I'm trying to wrap my head around the wording but from what I think the
standard says:
1. it's impossible to swap a restrict pointer with another pointer,
i.e.
int a = 1, b = 2;
int * restrict ap = &a;
int * restrict bp = &b;
int *temp = bp;
This should require a cast, I believe.
bp = ap;
ap = bp;
is undefined.
Why do you think this is undefined? It might be, depending on what
you do with the pointers.
2. it doesn't support exactly overlapping memory, i.e.
void v3add(float * restrict a, float * restrict b)
{
a[0] += b[0];
a[1] += b[1];
a[2] += b[2];
}
float a[] = { 1, 2, 3 };
v3add(a, a);
The function itself is well defined, the call to the function is, I
suppose, technically undefined. Although there is no problem with
this actual use.
is undefined.
3. the library changes may break (correct?) existing code, i.e.
FILE *fopen(const char * restrict filename, const char * restrict
mode);
FILE *f = fopen("foo.rt", "rt");
if the compiler transforms this to:
static const char str[] = "foo.rt";
FILE *f = fopen(str, str + 4);
the code becomes undefined.
No, the code above is well-defined. In fact, it is possible that a
compiler might generate this code itself, as merging string literals
is allowed by the standard and some compilers do it.
The restrict qualifier only has meaning in terms of modifying an
object. That's why there is no problem at all with your third
example. The two strings passed to fopen() are const qualified and
the function does not try to modify them.
Your second example is not really undefined because even though
modifying objects pointed to by 'a' also modifies objects pointed to
by 'b', there is no use of the value of any object pointed to by 'b'
after it is modified by the write through 'a'.

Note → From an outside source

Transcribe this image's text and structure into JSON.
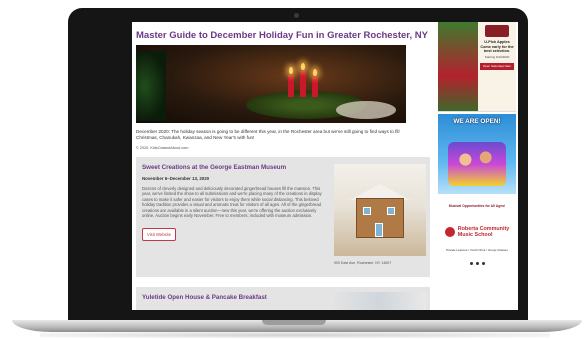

Consider this version of your second example:
void v3add(float * restrict a, float * restrict b)
{
a[0] += b[0]; /* a[0] = b[0] = 2 */
a[1] += b[0]; /* a[1] = 2 + 2 = 3 */
a[2] += b[0]; /* a[1] =
}
int main()
{
float a[] = { 1, 2, 3 };
v3add(a, a);
/* printf() the values of 'a' */
return 0;
}
Without the 'restrict' keyword above, the compiler cannot assume that
'a' and 'b' point do not point to the same area. Specifically, they
can't assume that b[0] is not changed by any of the assignments
through 'a'. With the 'restrict' keyword it can assume, and generate
code based on that assumption. It is quite likely that the code will
actually read b[0] only once.
The concept of the restrict type qualifier is to inform the compiler
that the object(s) pointed to by a particular pointer will not be
modified other than through that pointer, or a pointer derived from
it.
Consider:
const int ci = 12;
void some_func(void)
{
some_global_function();
if (ci == 12)
{
printf("Yep, it's still 12\n");
}
}
....and:
void other_func(int restrict *ip)
{
*ip = 12;
some_global_function();
if (*ip == 12)
{
printf("Yep, it's still 12\n");
}
}
In both cases above, the compiler is justified in omitting the test
and making the printf() call unconditional.
This is true in the first place because it depends on the value of a
const object remaining the same.
In the second case, this is true because you have promised the
compiler, when you tell it its argument is restrict qualified, that
absolutely nothing that happens in the program will modify what ip
points to without doing so through ip.
This allows certain optimizations that would not be possible
otherwise, namely the compiler does not have to perform the test "if
(*ip == 12)". You have promised the compiler that whatever happens
during the call to "some_global_func()", the object(s) pointed to by
ip will not be modified.
If the object(s) pointed to by restrict qualified pointers are const,
or merely nothing attempts to modify them during the scope of a
restrict qualified pointer, they keyword has no meaning at all.
It is all about telling the compiler when it can assume that the
pointed to object(s) will not be changed without its knowledge.